How do I Measure the ROI of my Google Ads Campaigns?

Thankfully, with Google Ads Conversion Tracker, tracking your ROI is quite simple. Once you have the number of conversions for the whole campaign and the total Cost of your campaign, just apply the formula we mentioned before.

Social Media Marketing

Social Media Marketing

Social media is a platform that shares a trait with email marketing. It is cost-effective. If you are simply sharing posts on social media, you just have to look at how much it costs to create those posts and how many man-hours went into scheduling and planning, etc. However, without using paid ads, your campaigns’ success depends on your following on your respective platforms. However, if you choose to use paid ads on these platforms, you will reach a broader audience with a cost, in general, a little under that of advertising on Google. Depending, of course, on keywords, demographics and industry.

Social media marketing can also be used to raise brand awareness, nurture your audience or gather followers, not just achieve direct sales. It all depends upon your marketing goals. Always remember that conversion rate is a very adaptable metric.


First, we see all the usual KPIs such as Impressions, conversion rate and Cost per conversion. However, social media has a couple of different ones:

  • Reach – The number of users who see your content either organically (unpaid) or Paid reach; for this metric, every user is only counted once, so you can measure how many unique individuals have seen your content, not just how many times it was displayed.
  • Engagement Rate – This is a measurement of how many times people have engaged with your post, actions such as likes, shares, comments or clicks.

To successfully measure all of your platform-specific metrics, you must use each platform’s respective analytics, such as Facebook and Instagram insights or Twitter analytics.

How to Measure the ROI of my Social Media Campaigns?

ROI calculations generally remain the same irrespective of which platform you choose to run your campaigns on. The calculation itself will never change; all that will change is the costs involved in generating a campaign on each platform.
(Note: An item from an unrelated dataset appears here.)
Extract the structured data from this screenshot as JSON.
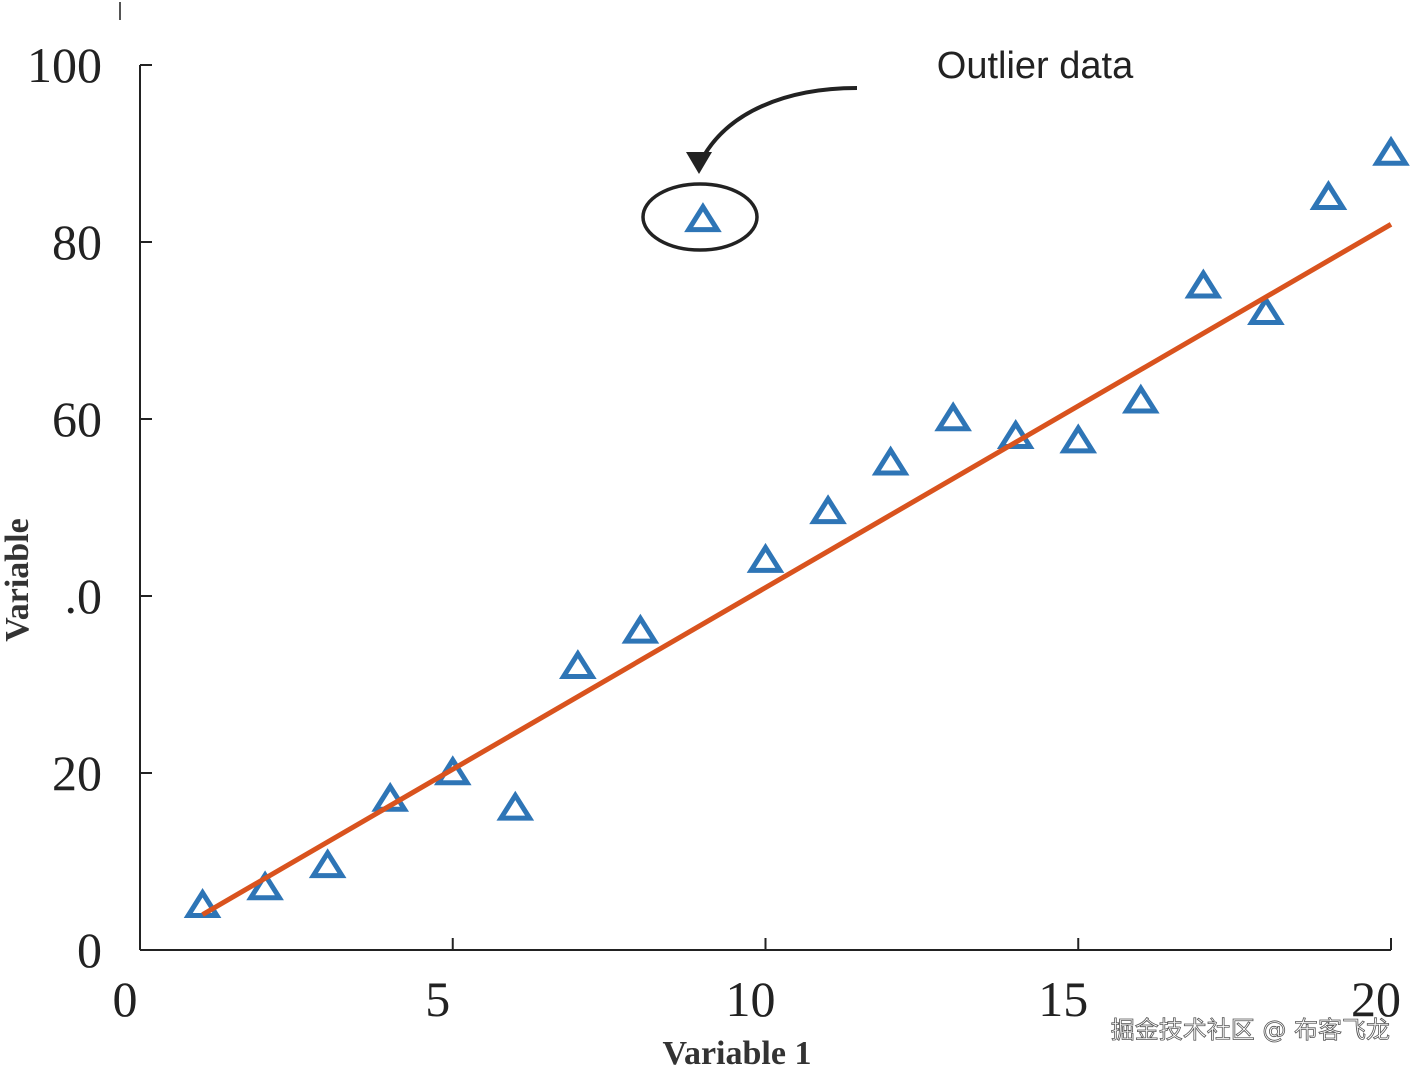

As we have mentioned before, the man hours involved in planning, creation, scheduling and with platforms such as social media – interaction-based tasks, ensuring your audience knows you are there and happy to reply to them. However, even this can be automated – to a point – depending on how authentic you wish to remain. Then, you input this number into the ROI calculation along with the revenue of your campaign. You will find the profit it has generated for your company.
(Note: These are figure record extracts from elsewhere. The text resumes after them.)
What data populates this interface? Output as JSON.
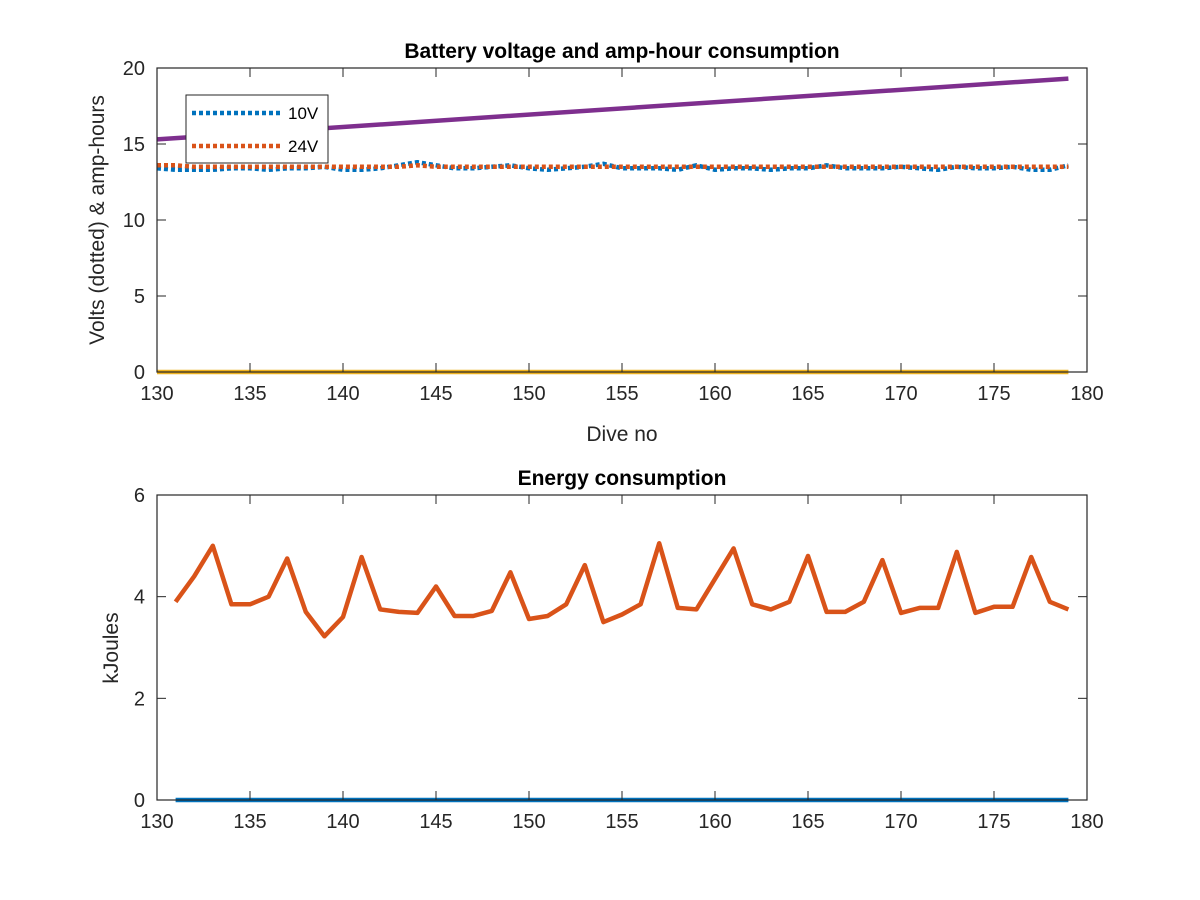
{
  "chart_data": [
    {
      "type": "line",
      "title": "Battery voltage and amp-hour consumption",
      "xlabel": "Dive no",
      "ylabel": "Volts (dotted) & amp-hours",
      "xlim": [
        130,
        180
      ],
      "ylim": [
        0,
        20
      ],
      "xticks": [
        130,
        135,
        140,
        145,
        150,
        155,
        160,
        165,
        170,
        175,
        180
      ],
      "yticks": [
        0,
        5,
        10,
        15,
        20
      ],
      "grid": false,
      "legend": {
        "placement": "top-left",
        "entries": [
          "10V",
          "24V"
        ]
      },
      "series": [
        {
          "name": "10V",
          "style": "dotted",
          "color": "#0072BD",
          "x": [
            130,
            131,
            132,
            133,
            134,
            135,
            136,
            137,
            138,
            139,
            140,
            141,
            142,
            143,
            144,
            145,
            146,
            147,
            148,
            149,
            150,
            151,
            152,
            153,
            154,
            155,
            156,
            157,
            158,
            159,
            160,
            161,
            162,
            163,
            164,
            165,
            166,
            167,
            168,
            169,
            170,
            171,
            172,
            173,
            174,
            175,
            176,
            177,
            178,
            179
          ],
          "y": [
            13.4,
            13.3,
            13.3,
            13.3,
            13.4,
            13.4,
            13.3,
            13.4,
            13.4,
            13.5,
            13.3,
            13.3,
            13.4,
            13.6,
            13.8,
            13.6,
            13.4,
            13.4,
            13.5,
            13.6,
            13.4,
            13.3,
            13.4,
            13.5,
            13.7,
            13.4,
            13.4,
            13.4,
            13.3,
            13.6,
            13.3,
            13.4,
            13.4,
            13.3,
            13.4,
            13.4,
            13.6,
            13.4,
            13.4,
            13.4,
            13.5,
            13.4,
            13.3,
            13.5,
            13.4,
            13.4,
            13.5,
            13.3,
            13.3,
            13.6
          ]
        },
        {
          "name": "24V",
          "style": "dotted",
          "color": "#D95319",
          "x": [
            130,
            131,
            132,
            133,
            134,
            135,
            136,
            137,
            138,
            139,
            140,
            141,
            142,
            143,
            144,
            145,
            146,
            147,
            148,
            149,
            150,
            151,
            152,
            153,
            154,
            155,
            156,
            157,
            158,
            159,
            160,
            161,
            162,
            163,
            164,
            165,
            166,
            167,
            168,
            169,
            170,
            171,
            172,
            173,
            174,
            175,
            176,
            177,
            178,
            179
          ],
          "y": [
            13.6,
            13.6,
            13.5,
            13.5,
            13.5,
            13.5,
            13.5,
            13.5,
            13.5,
            13.5,
            13.5,
            13.5,
            13.5,
            13.5,
            13.6,
            13.5,
            13.5,
            13.5,
            13.5,
            13.5,
            13.5,
            13.5,
            13.5,
            13.5,
            13.5,
            13.5,
            13.5,
            13.5,
            13.5,
            13.5,
            13.5,
            13.5,
            13.5,
            13.5,
            13.5,
            13.5,
            13.5,
            13.5,
            13.5,
            13.5,
            13.5,
            13.5,
            13.5,
            13.5,
            13.5,
            13.5,
            13.5,
            13.5,
            13.5,
            13.5
          ]
        },
        {
          "style": "solid",
          "color": "#EDB120",
          "x": [
            130,
            179
          ],
          "y": [
            0,
            0
          ]
        },
        {
          "style": "solid",
          "color": "#7E2F8E",
          "x": [
            130,
            179
          ],
          "y": [
            15.3,
            19.3
          ]
        }
      ]
    },
    {
      "type": "line",
      "title": "Energy consumption",
      "xlabel": "",
      "ylabel": "kJoules",
      "xlim": [
        130,
        180
      ],
      "ylim": [
        0,
        6
      ],
      "xticks": [
        130,
        135,
        140,
        145,
        150,
        155,
        160,
        165,
        170,
        175,
        180
      ],
      "yticks": [
        0,
        2,
        4,
        6
      ],
      "grid": false,
      "series": [
        {
          "style": "solid",
          "color": "#0072BD",
          "x": [
            131,
            179
          ],
          "y": [
            0,
            0
          ]
        },
        {
          "style": "solid",
          "color": "#D95319",
          "x": [
            131,
            132,
            133,
            134,
            135,
            136,
            137,
            138,
            139,
            140,
            141,
            142,
            143,
            144,
            145,
            146,
            147,
            148,
            149,
            150,
            151,
            152,
            153,
            154,
            155,
            156,
            157,
            158,
            159,
            160,
            161,
            162,
            163,
            164,
            165,
            166,
            167,
            168,
            169,
            170,
            171,
            172,
            173,
            174,
            175,
            176,
            177,
            178,
            179
          ],
          "y": [
            3.9,
            4.4,
            5.0,
            3.85,
            3.85,
            4.0,
            4.75,
            3.7,
            3.22,
            3.6,
            4.78,
            3.75,
            3.7,
            3.68,
            4.2,
            3.62,
            3.62,
            3.72,
            4.48,
            3.56,
            3.62,
            3.85,
            4.62,
            3.5,
            3.65,
            3.85,
            5.05,
            3.78,
            3.75,
            4.35,
            4.95,
            3.85,
            3.75,
            3.9,
            4.8,
            3.7,
            3.7,
            3.9,
            4.72,
            3.68,
            3.78,
            3.78,
            4.88,
            3.68,
            3.8,
            3.8,
            4.78,
            3.9,
            3.75
          ]
        }
      ]
    }
  ]
}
Need Help Tracking your KPIs and Conversions?

Brand+Machine powered by Web Geeks is a marketing software developed to give you the power to do just that! Brand+Machine has an impressive arsenal of inbuilt analytics that will help you track all types of digital marketing campaigns. From email marketing to SEO, it can not only help you to track the results of your campaign but also to develop the campaigns, generate forms and surveys, and track your project progress all in one intuitive application. It can even help you to automate various steps of your campaign so that no step is ever missed. And with its ability to integrate other services, such as Google Analytics, it really does cover all of your bases.
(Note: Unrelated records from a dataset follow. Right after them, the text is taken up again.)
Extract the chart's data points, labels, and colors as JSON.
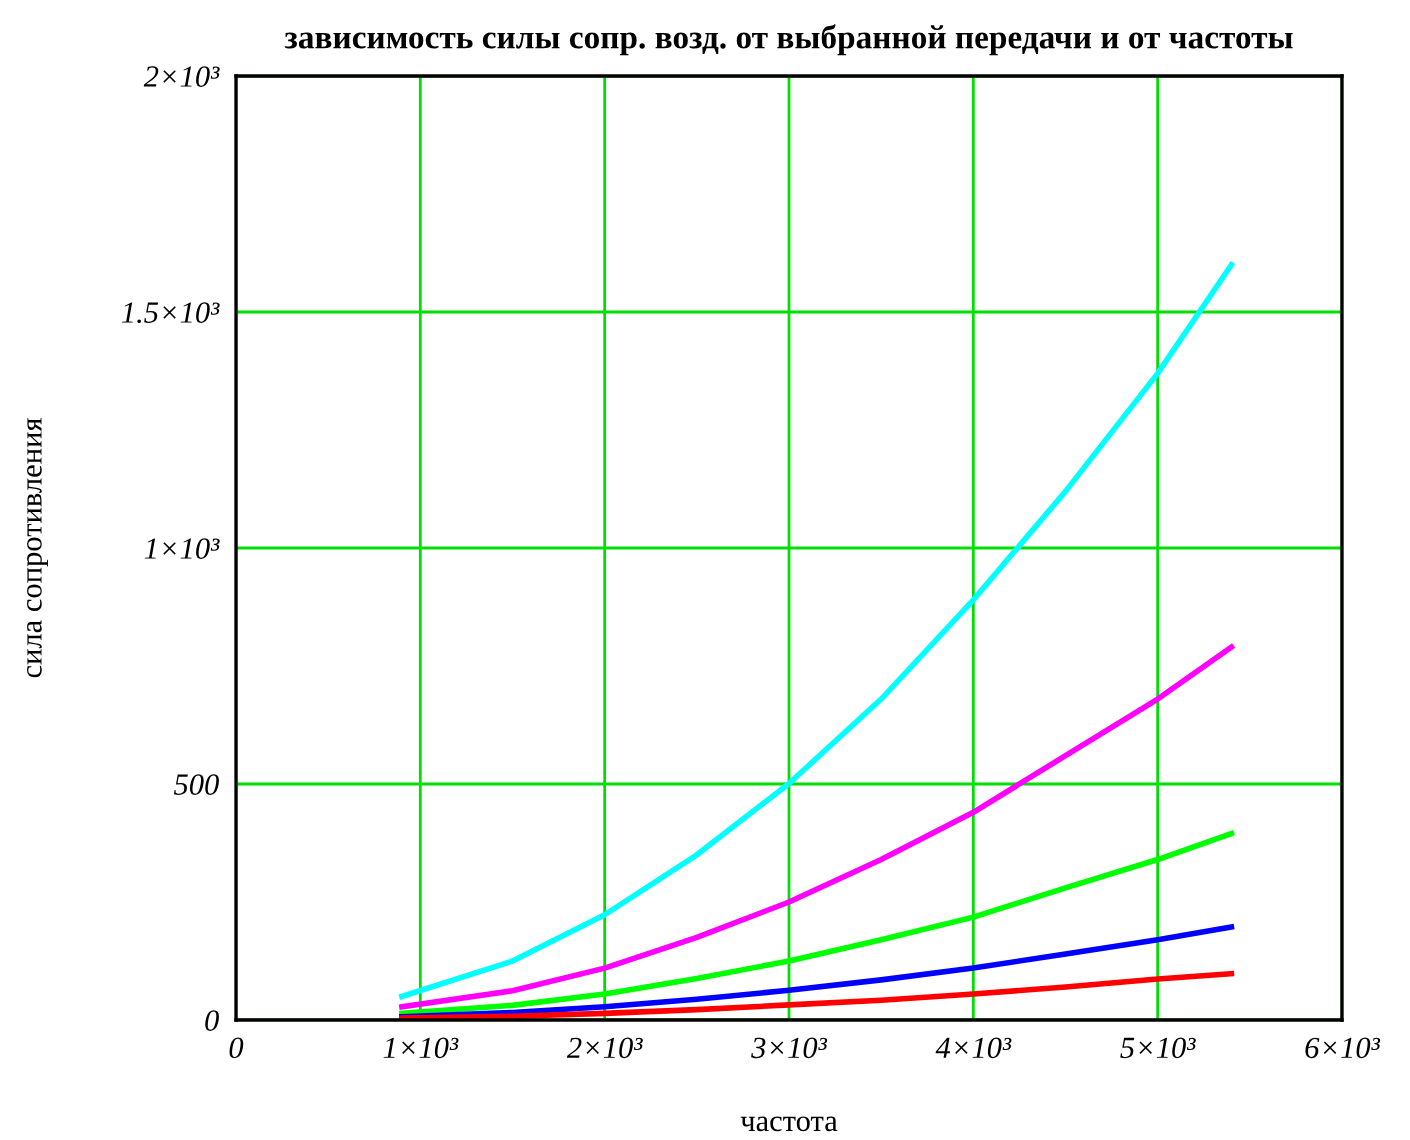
{
  "chart_data": {
    "type": "line",
    "title": "зависимость силы сопр. возд. от выбранной передачи и от частоты",
    "xlabel": "частота",
    "ylabel": "сила сопротивления",
    "x": [
      900,
      1500,
      2000,
      2500,
      3000,
      3500,
      4000,
      4500,
      5000,
      5400
    ],
    "series": [
      {
        "color": "#00ffff",
        "values": [
          50,
          125,
          223,
          350,
          501,
          680,
          890,
          1120,
          1370,
          1600
        ]
      },
      {
        "color": "#ff00ff",
        "values": [
          28,
          62,
          110,
          175,
          250,
          340,
          440,
          560,
          680,
          790
        ]
      },
      {
        "color": "#00ff00",
        "values": [
          14,
          31,
          55,
          88,
          125,
          170,
          218,
          280,
          340,
          395
        ]
      },
      {
        "color": "#0000ff",
        "values": [
          7,
          16,
          28,
          44,
          63,
          85,
          110,
          140,
          170,
          197
        ]
      },
      {
        "color": "#ff0000",
        "values": [
          4,
          8,
          14,
          22,
          32,
          42,
          55,
          70,
          87,
          98
        ]
      }
    ],
    "xlim": [
      0,
      6000
    ],
    "ylim": [
      0,
      2000
    ],
    "xticks": [
      0,
      {
        "value": 1000,
        "label": "1×10³"
      },
      {
        "value": 2000,
        "label": "2×10³"
      },
      {
        "value": 3000,
        "label": "3×10³"
      },
      {
        "value": 4000,
        "label": "4×10³"
      },
      {
        "value": 5000,
        "label": "5×10³"
      },
      {
        "value": 6000,
        "label": "6×10³"
      }
    ],
    "yticks": [
      0,
      500,
      {
        "value": 1000,
        "label": "1×10³"
      },
      {
        "value": 1500,
        "label": "1.5×10³"
      },
      {
        "value": 2000,
        "label": "2×10³"
      }
    ],
    "grid": true,
    "marker": "none",
    "line_style": "solid"
  }
}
Contact us today to find out more about Brand+Machine and how it can help you with your analytics, campaigns and other marketing activities, as well as your day-to-day business processes.

Key Takeaways

  • Before you are able to measure the results of your campaigns, you must clearly define their goals and set relevant KPIs
  • KPIs can vary depending on the type of campaign you are running and its method of delivery.
  • Conversion rate is a KPI that is self-defined according to brand and marketing goals.
  • The use of benchmarks allows us to judge the success of our campaigns in comparison to previous campaigns or industry averages.
  • The calculation for ROI always remains the same ROI = ( (Revenue-Cost)/Cost) x 100
  • Email marketing normally has the best ROI due to its cost-effectiveness and the direct method of delivering your campaign.
  • Even though you can calculate ROI from direct sales of a campaign, other factors must also be taken into consideration, such as a customer’s lifetime value.